Crazy Capricornus — Boat, Goat And Smile In The Sky


Mars is smack dab in the middle of the constellation Capricornus the Sea Goat in mid-October. Key stars are labeled with Greek letters . Generally, a constellation’s Alpha (α) star is the brightest, followed by Beta (β) and so on up to Omega (ω). However, with Capricornus, Delta is brightest and Omega is not the faintest! Theta (θ) Capricorni currently lies due north of Mars. Stellarium

Some people see a paper boat, others a goat, some a sloppy triangle and others the mischievous grin of the Cheshire Cat. Whatever we behold in the curious constellation of Capricornus, I was just happy for clear skies to see it last night. Two weeks of cloudy nights have been too much for this star-craved human to bear.

The Cheshire Cat from Lewis Carroll’s “Alice in Wonderland.” Remember, the last thing to remain as the cat disappeared was its famous grin. John Tenniel 1865

With the return of the stars, I noticed that Mars has been on the move east and now shines from the center of Capricornus. The Red Planet hasn’t lost its visual magnetism despite having faded to magnitude –1.0 in part because it has no competition — Capricornus is one of the fainter constellations with no star brighter than third magnitude. Mars still bests Canopus, the second brightest star, and stands only half a magnitude behind the brightest star Sirius.

Mars won’t be locked inside its Capricornus cage for very long. Each passing night it edges eastward (to the left from the northern hemisphere) and further north as it orbits the sun. If you watch closely and compare the planet’s night-by-night position with stars in the figure, you can actually see Mars move in 24 hours. Don’t wait too long — by Halloween, the planet will have fled

The Greek alphabet.

But first you have to find Capricornus, and it’s not a bright constellation. Good thing Mars is there. Starting at the planet, look a little more than one outstretched fist to the upper right to find a pair of 3rd magnitude stars, Alpha and Beta Capricorni. Now, return to Mars and look a little more than a fist to the upper left to spot Delta Cap (short for Capricorni). Delta is the brightest star in the constellation by a hair. Second brightest is Beta and third brightest, Alpha.

Usually, a constellation’s brightest star is Alpha, followed by Beta then Gamma and so on. Usually. But sometimes a star’s position in the sky is more important than splitting hairs about its brightness. To the ancients, stars had other important qualities besides just brightness. Position mattered, too.

That’s the case with Alpha Cap, which got the designation because it’s the brightest, westernmost star in the figure. While it sets before the others, it also is the first to rise, lending it notoriety.

Beta really is Capricornus’ second brightest star, and having it right next to Alpha makes for a convenient, easy-to-remember Alpha-Beta pairing.

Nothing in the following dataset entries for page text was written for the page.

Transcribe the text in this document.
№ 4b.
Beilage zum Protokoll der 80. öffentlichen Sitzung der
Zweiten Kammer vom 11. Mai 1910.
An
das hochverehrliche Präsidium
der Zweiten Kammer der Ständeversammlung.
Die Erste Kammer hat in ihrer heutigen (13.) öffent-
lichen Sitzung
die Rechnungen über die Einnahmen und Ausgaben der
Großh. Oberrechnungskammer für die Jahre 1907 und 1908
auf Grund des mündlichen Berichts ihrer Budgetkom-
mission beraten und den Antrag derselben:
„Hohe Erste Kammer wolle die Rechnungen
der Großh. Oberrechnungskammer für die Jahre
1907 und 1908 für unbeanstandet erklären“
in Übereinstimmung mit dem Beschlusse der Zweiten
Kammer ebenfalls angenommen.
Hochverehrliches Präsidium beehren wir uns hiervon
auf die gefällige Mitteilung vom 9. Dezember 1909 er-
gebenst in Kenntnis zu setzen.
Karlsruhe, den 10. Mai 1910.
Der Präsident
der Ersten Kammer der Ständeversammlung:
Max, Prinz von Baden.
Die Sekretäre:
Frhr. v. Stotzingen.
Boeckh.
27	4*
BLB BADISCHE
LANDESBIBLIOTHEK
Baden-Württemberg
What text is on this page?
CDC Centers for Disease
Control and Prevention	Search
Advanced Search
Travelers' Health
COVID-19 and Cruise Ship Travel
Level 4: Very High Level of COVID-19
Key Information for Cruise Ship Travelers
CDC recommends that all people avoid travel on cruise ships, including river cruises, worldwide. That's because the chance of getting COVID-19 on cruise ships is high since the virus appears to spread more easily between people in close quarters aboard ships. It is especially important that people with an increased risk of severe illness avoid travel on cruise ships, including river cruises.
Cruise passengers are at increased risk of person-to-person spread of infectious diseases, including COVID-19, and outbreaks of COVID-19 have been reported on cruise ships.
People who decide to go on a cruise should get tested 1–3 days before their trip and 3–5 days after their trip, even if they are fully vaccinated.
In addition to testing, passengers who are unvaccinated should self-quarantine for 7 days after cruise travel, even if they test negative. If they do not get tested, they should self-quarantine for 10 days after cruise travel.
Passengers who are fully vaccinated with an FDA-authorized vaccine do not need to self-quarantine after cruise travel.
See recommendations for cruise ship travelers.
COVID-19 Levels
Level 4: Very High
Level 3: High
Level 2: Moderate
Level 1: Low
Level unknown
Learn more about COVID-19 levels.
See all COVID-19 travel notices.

The lazy triangle of Capricornus represents a “sea goat” to those with a good imagination and dark skies. Urania’s Mirror/Sidney Hall

Astronomer James Kaler once wrote: “Omega stars,” those named with the last letter of the Greek alphabet, get little respect.” That may be true but Capricornus’ Omega takes a prominent position in the constellation because it marks the bottom apex of a triangle formed by Delta and the Alpha-Beta duo. If you can find the basic triangular outline, with or without the fainter “filler” stars, congratulations!

Most people, if they look closely on a clear night, can split Alpha into two stars with the naked eye. Binoculars make it easy work. The two Alpha stars form an “optical double,” two unrelated stars seen along the same line of sight.  Alpha-1, the fainter, is 690 light years from Earth and Alpha-2, 109 light years. Despite appearances, Alpha-1 is a supergiant star 930 times brighter than the sun. Alpha-2 is likewise a giant star 43 times more luminous than the sun. Alpha is also known by its proper name Algedi and Beta as Dabih. Stellarium with additions by the author

Capricornus is one of the most ancient constellations and represents a unique figure among the 88 groups, a creature that’s half goat and half fish. The myth comes to us from Mesopotamia from 5,000 years ago. Then, the figure represented the boat of the god Enki, the Sumerian god of water, wisdom and creation. Enki means “Lord of the Earth” and his symbols were the fish and the goat, both representations of fertility and identified with the constellation to this day.

Because all stars except the sun are so far away, their light takes from several to tens of thousands of years to reach our eyes. To look at a star is to look back in time. Capricornus telescopes time, taking us back across dozens of centuries to reconnect with one of the great cultures of the ancient world.